In Challenging Times, Do the Right Checks on Your Tenants

Credit checks aren’t enough. The risks are much broader.

Here’s a bad combination of factors in the office segment of CRE: most businesses expect a recession in the near future, and although office vacancy is about 15.1%, occupancy is somewhere between 43% and 44%.

The former means that corporations will expect to cut costs to lessen the impact of a recession. The latter kicks in because if your company doesn’t seem to need something it has been paying for and saving money is a critical strategy, cutting those extraneous costs would seem a logical conclusion.

That flips the pressure onto the already suffering office sector. Owners need tenants, unless they have a better idea of how to use the space they must pay for—including taxes—and support. When corporate outlooks on economics are reserved at best, that can mean being less discriminating. But short-term thinking can make for longer-term pain.

Tenant Risk Assessment, a CRE consulting firm, says that while 50% to 60% of a tenant rating is typically fiscal credit risk, there are many more issues at play, for example, legal and regulatory risk, key man risks, and sanctions risks. But there is also another type: industry risk.

Not all companies in an industry are alike, but there are frequently trends worth watching. “Oil and gas is probably the headline in terms of volatility and the whipsawing of credit profits changing more rapidly you might think,” says CEO Brad Tisdahl. It’s a good reminder that the energy business is often cyclical. Prices and profits rise and fall with macroeconomic conditions.

A recession will push down energy demand and economic activity slows. The bigger the recession, the more oil and gas can feel an impact. Remember that on April 20, 2020, West Texas Intermediate crude bottomed out at -$40 a barrel. There was such a glut in the market that buyers were running out of room to put the oil they had to take delivery of due to futures contracts.

“Every client we have that has oil and gas tenants are all very familiar with the movements of the industry and are sensitive to it, too,” Tisdahl says. “They don’t want to be the ones writing a huge lease for a company that isn’t going to be around in five years.”

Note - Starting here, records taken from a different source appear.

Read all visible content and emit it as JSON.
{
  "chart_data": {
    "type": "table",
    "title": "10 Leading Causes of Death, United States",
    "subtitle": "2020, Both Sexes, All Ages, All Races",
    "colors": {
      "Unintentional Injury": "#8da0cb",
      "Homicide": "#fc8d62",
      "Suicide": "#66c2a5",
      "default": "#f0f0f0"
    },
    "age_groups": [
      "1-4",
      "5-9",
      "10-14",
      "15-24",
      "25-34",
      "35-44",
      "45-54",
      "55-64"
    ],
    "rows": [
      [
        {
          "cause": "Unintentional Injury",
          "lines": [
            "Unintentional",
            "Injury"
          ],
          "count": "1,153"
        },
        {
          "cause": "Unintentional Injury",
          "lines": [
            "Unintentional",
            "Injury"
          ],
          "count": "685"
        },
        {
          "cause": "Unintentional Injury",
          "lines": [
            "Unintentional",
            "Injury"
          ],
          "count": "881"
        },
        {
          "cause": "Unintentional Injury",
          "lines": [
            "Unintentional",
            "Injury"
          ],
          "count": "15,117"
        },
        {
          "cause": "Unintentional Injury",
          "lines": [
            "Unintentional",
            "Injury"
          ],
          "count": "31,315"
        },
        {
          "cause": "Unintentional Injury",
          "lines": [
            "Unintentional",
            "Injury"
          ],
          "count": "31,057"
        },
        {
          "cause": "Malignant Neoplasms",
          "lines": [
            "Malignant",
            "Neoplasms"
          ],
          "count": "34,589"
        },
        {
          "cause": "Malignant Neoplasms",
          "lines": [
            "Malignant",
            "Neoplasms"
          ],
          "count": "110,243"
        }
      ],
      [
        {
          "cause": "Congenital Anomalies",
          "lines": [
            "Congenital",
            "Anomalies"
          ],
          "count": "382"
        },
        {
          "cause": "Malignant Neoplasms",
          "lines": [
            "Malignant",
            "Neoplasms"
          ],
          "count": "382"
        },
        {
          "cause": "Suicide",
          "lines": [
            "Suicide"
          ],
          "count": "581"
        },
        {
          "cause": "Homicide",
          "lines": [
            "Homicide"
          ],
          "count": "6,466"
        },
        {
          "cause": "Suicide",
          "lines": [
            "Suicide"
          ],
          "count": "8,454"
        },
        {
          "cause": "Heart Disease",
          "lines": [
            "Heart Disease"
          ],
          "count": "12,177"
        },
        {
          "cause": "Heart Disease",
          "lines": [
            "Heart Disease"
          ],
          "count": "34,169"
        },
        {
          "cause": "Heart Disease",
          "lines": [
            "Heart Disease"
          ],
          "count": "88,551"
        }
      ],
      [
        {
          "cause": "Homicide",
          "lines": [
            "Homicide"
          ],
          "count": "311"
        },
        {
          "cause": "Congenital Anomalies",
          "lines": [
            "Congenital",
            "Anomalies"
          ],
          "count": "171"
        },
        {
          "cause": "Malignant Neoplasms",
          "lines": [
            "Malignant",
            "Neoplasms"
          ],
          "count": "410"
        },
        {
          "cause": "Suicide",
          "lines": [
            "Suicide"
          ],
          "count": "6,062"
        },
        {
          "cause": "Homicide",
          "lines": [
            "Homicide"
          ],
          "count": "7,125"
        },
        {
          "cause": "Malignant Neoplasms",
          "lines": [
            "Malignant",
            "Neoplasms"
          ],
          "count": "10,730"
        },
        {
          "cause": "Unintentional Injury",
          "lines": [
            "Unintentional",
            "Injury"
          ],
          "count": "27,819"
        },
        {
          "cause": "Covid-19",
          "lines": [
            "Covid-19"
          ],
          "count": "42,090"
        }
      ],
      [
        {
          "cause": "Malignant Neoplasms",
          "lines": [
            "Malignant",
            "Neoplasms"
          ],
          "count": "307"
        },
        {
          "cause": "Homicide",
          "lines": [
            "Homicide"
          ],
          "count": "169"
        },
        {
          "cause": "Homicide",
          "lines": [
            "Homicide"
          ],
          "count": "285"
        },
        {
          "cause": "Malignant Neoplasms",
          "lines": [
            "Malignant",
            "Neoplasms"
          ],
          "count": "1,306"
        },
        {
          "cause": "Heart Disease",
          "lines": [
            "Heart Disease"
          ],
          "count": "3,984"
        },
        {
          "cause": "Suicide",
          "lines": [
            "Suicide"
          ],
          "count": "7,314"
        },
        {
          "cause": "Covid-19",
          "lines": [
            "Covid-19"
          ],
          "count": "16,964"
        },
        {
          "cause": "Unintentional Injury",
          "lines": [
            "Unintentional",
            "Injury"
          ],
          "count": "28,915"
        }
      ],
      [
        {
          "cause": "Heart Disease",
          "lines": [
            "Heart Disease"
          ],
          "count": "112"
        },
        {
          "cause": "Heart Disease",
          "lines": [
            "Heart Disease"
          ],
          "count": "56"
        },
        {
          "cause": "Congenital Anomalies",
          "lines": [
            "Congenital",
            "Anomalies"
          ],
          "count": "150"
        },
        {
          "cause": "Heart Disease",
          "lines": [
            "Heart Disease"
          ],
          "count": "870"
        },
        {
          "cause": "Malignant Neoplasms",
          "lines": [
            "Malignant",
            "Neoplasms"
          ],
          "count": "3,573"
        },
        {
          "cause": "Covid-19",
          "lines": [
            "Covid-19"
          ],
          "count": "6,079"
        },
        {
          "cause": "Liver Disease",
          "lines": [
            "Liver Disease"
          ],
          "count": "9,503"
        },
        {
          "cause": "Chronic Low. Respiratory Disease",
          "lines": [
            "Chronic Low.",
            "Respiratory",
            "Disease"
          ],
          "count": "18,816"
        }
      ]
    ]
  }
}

Energy isn’t the only industry to watch. Tisdahl notes that the tech sector, “whether more established big tech or newer venture backed companies” has seen “a pretty significant change in that sector in the last six or seven months,” driven by monetary policy. “These lofty projections a lot of companies were making, they’re having to reassess the growth presumptions they have. They’ve gone into cost containment and savings mode.” Many are looking at layoffs and possible reconsiderations of their space use, “either seeking sublease space or putting their own space into sublease.” For startups, watching cash burn rates is critical because it’s unclear when more investment might be available.

Life sciences is beholding to external capital, but also is more resistant to changes in economic conditions. During the pandemic, money started to flow into the sector.

“A lot of companies in the space are looking for expensive lab space or office space,” Tisdahl says. But there is a cost for landing clients, as buildouts are expensive, with high tenant improvement allowances. “In life sciences, you’re looking at TIs that are north of $200 a foot,” he says. “We’re still seeing that space moving. It’s not necessarily growing as quickly as it was six or nine months ago, but it’s still growing.” But then their individual financial futures are uncertain as it takes “maybe five to seven years for FDA approval, authorization, or commercialization.”